Rational operators (a {t} b); a,b > e solved

[sheldonison]

Well alas, logarithmic semi operators have paid off and have given a beautiful smooth curve over domain \( (-\infty, 2] \). This solution for rational operators is given by \( t \in (-\infty, 2] \) \( \{a, b \in \R| a, b > e\} \):

\(
f(t) = a\, \{t\}\, b =
\left\{
\begin{array}{c l}
\exp_\eta^{\alpha t}(\exp_\eta^{\alpha-t}(a) + \exp_\eta^{\alpha -t}(b)) & t \in (-\infty,1]\\
\exp_\eta^{\alpha t-1}(b * \exp_\eta^{\alpha 1-t}(a)) & t \in [1,2]\\
\end{array}
\right.
\)

Which extends the ackerman function to domain real (given the restrictions provided).
the upper superfunction of \( \exp_\eta(x) \) is used (i.e: the cheta function).
\( \exp_\eta^{\alpha t}(a) = \text{cheta}(\text{cheta}^{-1}(a) + t) \) .....

Hey James,

Sounds very exciting. fyi, I admit I don't yet understand your new functions, but I made some graphs, and it looks very promising.

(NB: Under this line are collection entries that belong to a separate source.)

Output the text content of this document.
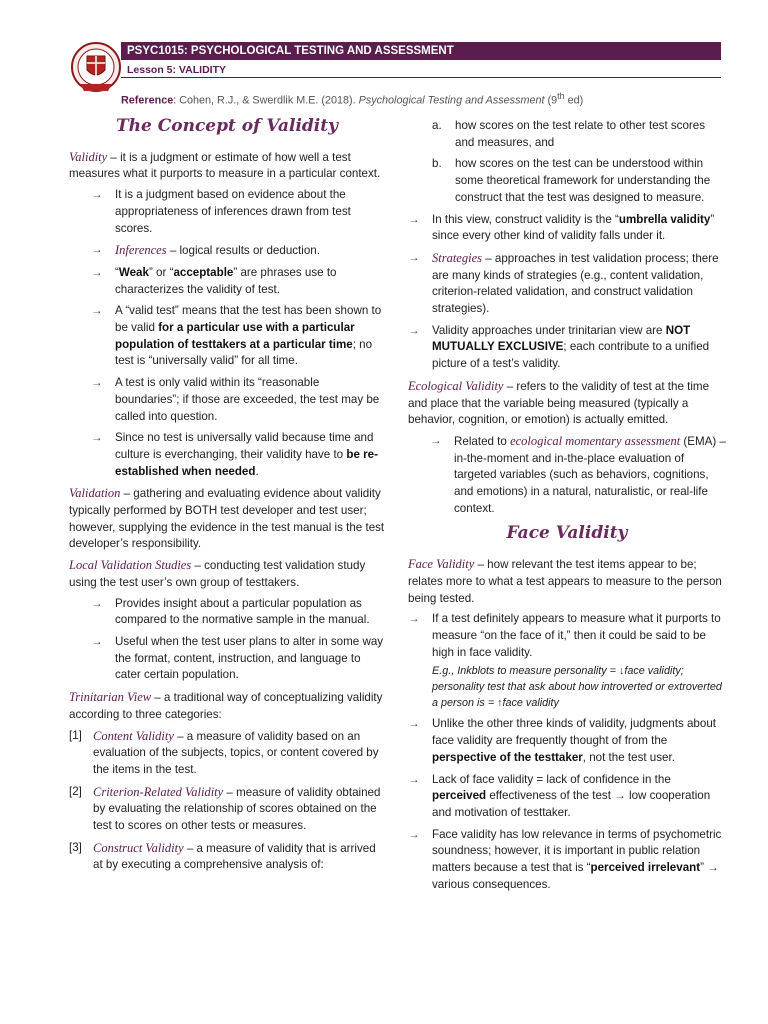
PSYC1015: PSYCHOLOGICAL TESTING AND ASSESSMENT
Lesson 5: VALIDITY
Reference: Cohen, R.J., & Swerdlik M.E. (2018). Psychological Testing and Assessment (9th ed)
The Concept of Validity

Validity – it is a judgment or estimate of how well a test measures what it purports to measure in a particular context.

→ It is a judgment based on evidence about the appropriateness of inferences drawn from test scores.
→ Inferences – logical results or deduction.
→ “Weak” or “acceptable” are phrases use to characterizes the validity of test.
→ A “valid test” means that the test has been shown to be valid for a particular use with a particular population of testtakers at a particular time; no test is “universally valid” for all time.
→ A test is only valid within its “reasonable boundaries”; if those are exceeded, the test may be called into question.
→ Since no test is universally valid because time and culture is everchanging, their validity have to be re-established when needed.

Validation – gathering and evaluating evidence about validity typically performed by BOTH test developer and test user; however, supplying the evidence in the test manual is the test developer’s responsibility.

Local Validation Studies – conducting test validation study using the test user’s own group of testtakers.

→ Provides insight about a particular population as compared to the normative sample in the manual.
→ Useful when the test user plans to alter in some way the format, content, instruction, and language to cater certain population.

Trinitarian View – a traditional way of conceptualizing validity according to three categories:

[1] Content Validity – a measure of validity based on an evaluation of the subjects, topics, or content covered by the items in the test.
[2] Criterion-Related Validity – measure of validity obtained by evaluating the relationship of scores obtained on the test to scores on other tests or measures.
[3] Construct Validity – a measure of validity that is arrived at by executing a comprehensive analysis of:
a. how scores on the test relate to other test scores and measures, and
b. how scores on the test can be understood within some theoretical framework for understanding the construct that the test was designed to measure.
→ In this view, construct validity is the “umbrella validity” since every other kind of validity falls under it.
→ Strategies – approaches in test validation process; there are many kinds of strategies (e.g., content validation, criterion-related validation, and construct validation strategies).
→ Validity approaches under trinitarian view are NOT MUTUALLY EXCLUSIVE; each contribute to a unified picture of a test’s validity.

Ecological Validity – refers to the validity of test at the time and place that the variable being measured (typically a behavior, cognition, or emotion) is actually emitted.

→ Related to ecological momentary assessment (EMA) – in-the-moment and in-the-place evaluation of targeted variables (such as behaviors, cognitions, and emotions) in a natural, naturalistic, or real-life context.
Face Validity

Face Validity – how relevant the test items appear to be; relates more to what a test appears to measure to the person being tested.

→ If a test definitely appears to measure what it purports to measure “on the face of it,” then it could be said to be high in face validity.
E.g., Inkblots to measure personality = ↓face validity; personality test that ask about how introverted or extroverted a person is = ↑face validity
→ Unlike the other three kinds of validity, judgments about face validity are frequently thought of from the perspective of the testtaker, not the test user.
→ Lack of face validity = lack of confidence in the perceived effectiveness of the test → low cooperation and motivation of testtaker.
→ Face validity has low relevance in terms of psychometric soundness; however, it is important in public relation matters because a test that is “perceived irrelevant” → various consequences.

I thought I'd post the following snippet of pari-gp code, which implements the rational operator function you posted, which can be used with mylatest kneser.gp code, which includes \( \text{sexp}_\eta(z) \) support. This would also make it easier for other to try your new function. If a<e, then I used sexpeta(invsexpeta(a)+t), instead of cheta(invcheta(a)+t). I think this is legal since the two are in many ways the same function when they are being to generate fractional iterations of eta. This expansive definition eliminates your restrictions, and covers all of the reals, working seamlessly from -infinity to infinity. It also matches your second example exactly.

Code:

expeta(t,a) = {
  if (real(a)<exp(1), sexpeta(invsexpeta(a)+t), cheta(invcheta(a)+t));
}
fatb(a,t,b) = {
  if (t<1,  return (expeta(t,expeta(-t,a)+expeta(-t,b))));
  if (t>=1, return (expeta(t-1,b*expeta(1-t,a))));
}

I've gotten as far as quickly verifying that for t=0, we have addition, t=1, we have multiplication, and t=2 is exponentiation. The existing code has problems for invcheta(z) or invsexpeta(z), where z is too close to e, and invcheta(z)<=-1000, or invsexpeta(z)>1000. Other than that, it seems to work great. For example,
fatb(3,0,4)=7, which is 3+4
fatb(3,1,4)=12, which is 3x4
fatb(3,2,4)=81, which is 3^4
I wonder what it means that fatb(3,-1,4)=5.429897..?
Also, is there a smooth continuation to a function for t=3, which would be tetration?
- Sheldon